January 31, 2011 (PLANSPONSOR.com) – A federal appellate court recently issued two rulings in stock-drop cases that a law firm client alert said are important for potential employer defendants.

The Seyfarth Shaw memo said the stock-drop rulings by the 7th U.S. Circuit Court of Appeals “severely undermine plaintiffs’ ability to challenge fiduciary decisions related to 401(k) plans on a class-wide basis.”

According to the memo, in Howell v. Motorola, Inc. (Case No. 07-3837) and Lingis v. Dorazil (Case No. 09-2796), the court concluded that the Employment Retirement Income Security Act (ERISA) safe harbor shielded fiduciaries from claims that the defendants failed to disclose sufficient information about an allegedly bad business transaction and that certain defendants failed to monitor the conduct of fiduciaries they had appointed. The court also determined that the fiduciaries did not violate ERISA’s duty of prudence by including the Motorola Stock Fund as an investment option in the 401(k) plan, because Motorola stock never performed so poorly as to make it an imprudent investment option.
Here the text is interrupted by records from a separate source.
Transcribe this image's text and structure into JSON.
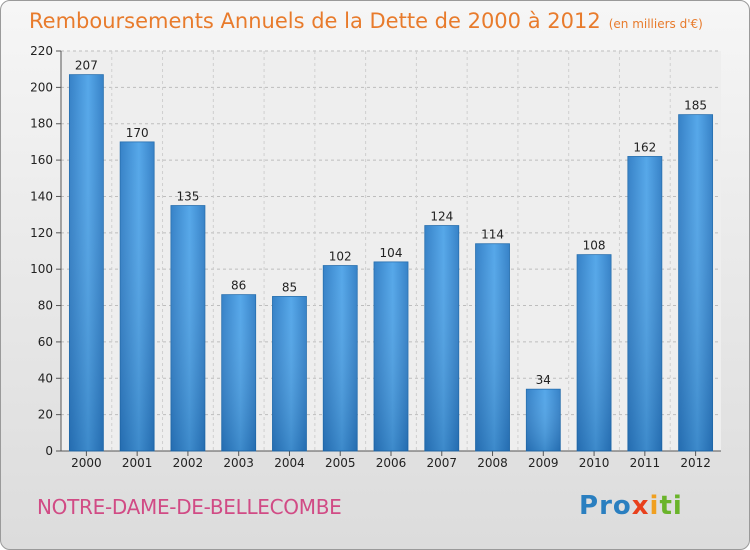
{
  "header": {
    "title": "Remboursements Annuels de la Dette de 2000 à 2012",
    "unit": "(en milliers d'€)"
  },
  "footer": {
    "commune": "NOTRE-DAME-DE-BELLECOMBE",
    "logo_letters": [
      {
        "ch": "P",
        "color": "#2a7fc0"
      },
      {
        "ch": "r",
        "color": "#2a7fc0"
      },
      {
        "ch": "o",
        "color": "#2a7fc0"
      },
      {
        "ch": "x",
        "color": "#e8401c"
      },
      {
        "ch": "i",
        "color": "#f0a020"
      },
      {
        "ch": "t",
        "color": "#6ab42a"
      },
      {
        "ch": "i",
        "color": "#6ab42a"
      }
    ]
  },
  "chart_data": {
    "type": "bar",
    "title": "Remboursements Annuels de la Dette de 2000 à 2012",
    "subtitle": "(en milliers d'€)",
    "xlabel": "",
    "ylabel": "",
    "categories": [
      "2000",
      "2001",
      "2002",
      "2003",
      "2004",
      "2005",
      "2006",
      "2007",
      "2008",
      "2009",
      "2010",
      "2011",
      "2012"
    ],
    "values": [
      207,
      170,
      135,
      86,
      85,
      102,
      104,
      124,
      114,
      34,
      108,
      162,
      185
    ],
    "value_labels": [
      "207",
      "170",
      "135",
      "86",
      "85",
      "102",
      "104",
      "124",
      "114",
      "34",
      "108",
      "162",
      "185"
    ],
    "ylim": [
      0,
      220
    ],
    "yticks": [
      0,
      20,
      40,
      60,
      80,
      100,
      120,
      140,
      160,
      180,
      200,
      220
    ],
    "grid": true,
    "bar_color": "#3d8fd6"
  }
}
The court found that Section 404(c) safe harbor was a defense to plaintiffs’ nondisclosure and monitoring claims. The court rejected plaintiffs’ arguments that the safe harbor did not apply because the plan had provided insufficient information, concluding instead that the plan provided detailed disclosures about the risk associated with investments and the defendants never intentionally misled participants. According to the court, “there is no support for the view that Plan fiduciaries were required to provide all information about Motorola’s business decisions in real time to Plan participants.”

The Court concluded that the 404(c) safe harbor applied to the failure to monitor claim with equal force. And even if the 404(c) safe harbor did not apply to the failure to monitor claim, the Court rejected the plaintiffs’ suggested standard for monitoring, which seemingly would require “every appointing Board member to review all business decisions of Plan administrators.”